American company, doesn’t localise its advertisements (deliberately or through laziness)…
“Sneaker” does actualy predate “Plimsoll” as a term for a rubber-soled shoe: 1887 or 1895, vs 1907. “Trainers” got started in the late 1960s, and the term became very popular in the UK in the early 1980s on one of the waves of paid endorsements by sporting figures.

Isobel_A
Isobel_A
reply to  RogerBW
Wed, Apr 24, 2013 10:02am

Good point. They were plimsolls when I was at school – although they were those black canvas school plimsolls with the elastic bit at the front.

Captain_Swing666
Captain_Swing666
Wed, Apr 24, 2013 12:13pm

Converse – American company who naturally don’t realise/understand/care that other countries don’t speak American.

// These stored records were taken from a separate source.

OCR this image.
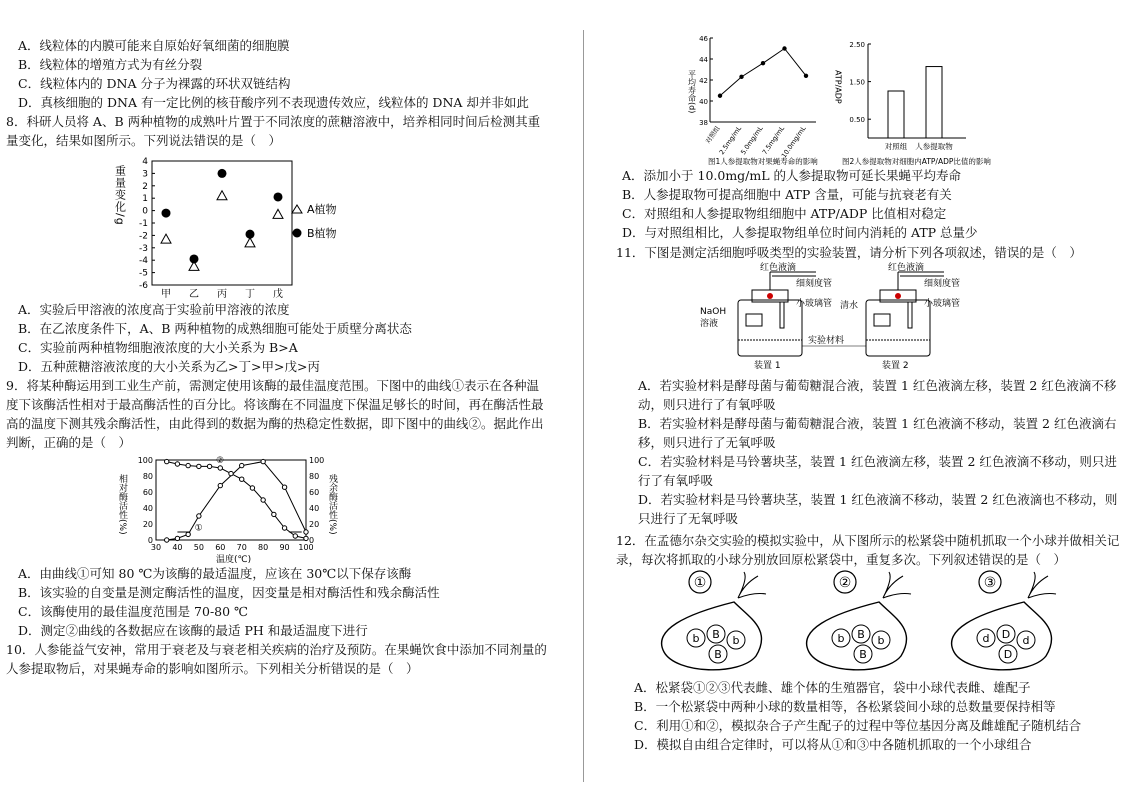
A．线粒体的内膜可能来自原始好氧细菌的细胞膜
B．线粒体的增殖方式为有丝分裂
C．线粒体内的 DNA 分子为裸露的环状双链结构
D．真核细胞的 DNA 有一定比例的核苷酸序列不表现遗传效应，线粒体的 DNA 却并非如此
8．科研人员将 A、B 两种植物的成熟叶片置于不同浓度的蔗糖溶液中，培养相同时间后检测其重
量变化，结果如图所示。下列说法错误的是（　）
重量变化/g
4
3
2
1
0
-1
-2
-3
-4
-5
-6
甲 乙 丙 丁 戊
A植物
B植物
A．实验后甲溶液的浓度高于实验前甲溶液的浓度
B．在乙浓度条件下，A、B 两种植物的成熟细胞可能处于质壁分离状态
C．实验前两种植物细胞液浓度的大小关系为 B>A
D．五种蔗糖溶液浓度的大小关系为乙>丁>甲>戊>丙
9．将某种酶运用到工业生产前，需测定使用该酶的最佳温度范围。下图中的曲线①表示在各种温
度下该酶活性相对于最高酶活性的百分比。将该酶在不同温度下保温足够长的时间，再在酶活性最
高的温度下测其残余酶活性，由此得到的数据为酶的热稳定性数据，即下图中的曲线②。据此作出
判断，正确的是（　）
相对酶活性(%)	残余酶活性(%)
100	100
80	80
60	60
40	40
20	20
0	0
30 40 50 60 70 80 90 100
①
②
温度(℃)
A．由曲线①可知 80 ℃为该酶的最适温度，应该在 30℃以下保存该酶
B．该实验的自变量是测定酶活性的温度，因变量是相对酶活性和残余酶活性
C．该酶使用的最佳温度范围是 70-80 ℃
D．测定②曲线的各数据应在该酶的最适 PH 和最适温度下进行
10．人参能益气安神，常用于衰老及与衰老相关疾病的治疗及预防。在果蝇饮食中添加不同剂量的
人参提取物后，对果蝇寿命的影响如图所示。下列相关分析错误的是（　）
平均寿命(d)
46
44
42
40
38
对照组
2.5mg/mL
5.0mg/mL
7.5mg/mL
10.0mg/mL
图1人参提取物对果蝇寿命的影响
ATP/ADP
2.50
1.50
0.50
对照组 人参提取物
图2人参提取物对细胞内ATP/ADP比值的影响
A．添加小于 10.0mg/mL 的人参提取物可延长果蝇平均寿命
B．人参提取物可提高细胞中 ATP 含量，可能与抗衰老有关
C．对照组和人参提取物组细胞中 ATP/ADP 比值相对稳定
D．与对照组相比，人参提取物组单位时间内消耗的 ATP 总量少
11．下图是测定活细胞呼吸类型的实验装置，请分析下列各项叙述，错误的是（　）
红色液滴
细刻度管
小玻璃管
NaOH
溶液
装置 1
红色液滴
细刻度管
小玻璃管
清水
实验材料
装置 2
A．若实验材料是酵母菌与葡萄糖混合液，装置 1 红色液滴左移，装置 2 红色液滴不移
动，则只进行了有氧呼吸
B．若实验材料是酵母菌与葡萄糖混合液，装置 1 红色液滴不移动，装置 2 红色液滴右
移，则只进行了无氧呼吸
C．若实验材料是马铃薯块茎，装置 1 红色液滴左移，装置 2 红色液滴不移动，则只进
行了有氧呼吸
D．若实验材料是马铃薯块茎，装置 1 红色液滴不移动，装置 2 红色液滴也不移动，则
只进行了无氧呼吸
12．在孟德尔杂交实验的模拟实验中，从下图所示的松紧袋中随机抓取一个小球并做相关记
录，每次将抓取的小球分别放回原松紧袋中，重复多次。下列叙述错误的是（　）
①
b B b
B
②
b B b
B
③
d D d
D
A．松紧袋①②③代表雌、雄个体的生殖器官，袋中小球代表雌、雄配子
B．一个松紧袋中两种小球的数量相等，各松紧袋间小球的总数量要保持相等
C．利用①和②，模拟杂合子产生配子的过程中等位基因分离及雌雄配子随机结合
D．模拟自由组合定律时，可以将从①和③中各随机抓取的一个小球组合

These were known as “baseball boots” in my youth.

RogerBW
RogerBW
reply to  Captain_Swing666
Wed, Apr 24, 2013 12:37pm

I think there may still be some virtue in advertising plimsolls in an American style outside the USA – given how driven by fashion that market is, almost any aspect of the campaign can become an important one.

Bluejay
Bluejay
Wed, Apr 24, 2013 1:44pm

Lotta Britishisms creeping into American English too.

http://www.nytimes.com/2012/10/11/fashion/americans-are-barmy-over-britishisms.html?pagewanted=all&_r=0

Linguistic/cultural exchange, hurray!

Tonio Kruger
Tonio Kruger
Wed, Apr 24, 2013 2:37pm

When I was young, we called them “tennis shoes”. And yet we rarely used them to play tennis…

Dr. Rocketscience
Dr. Rocketscience
reply to  Tonio Kruger
Wed, Apr 24, 2013 4:13pm

Yes, tennis shoes. Also, “tennies”, though I’m not sure it that was a Californiaism, where I grew up, or a mid-western thing I got from my mom, who grew up in Cleveland.

lescarr
reply to  Dr. Rocketscience
Wed, Apr 24, 2013 4:20pm

also pumps or daps

Tonio Kruger
Tonio Kruger
reply to  Dr. Rocketscience
Wed, Apr 24, 2013 4:53pm

I have relatives in Michigan–which is part of the Midwest–and I have never heard them use that term. Then again, maybe they just used it when I wasn’t around…

Tonio Kruger
Tonio Kruger
Wed, Apr 24, 2013 4:56pm

The term “tennies”, that is. I heard the term “tennis shoes” all the time.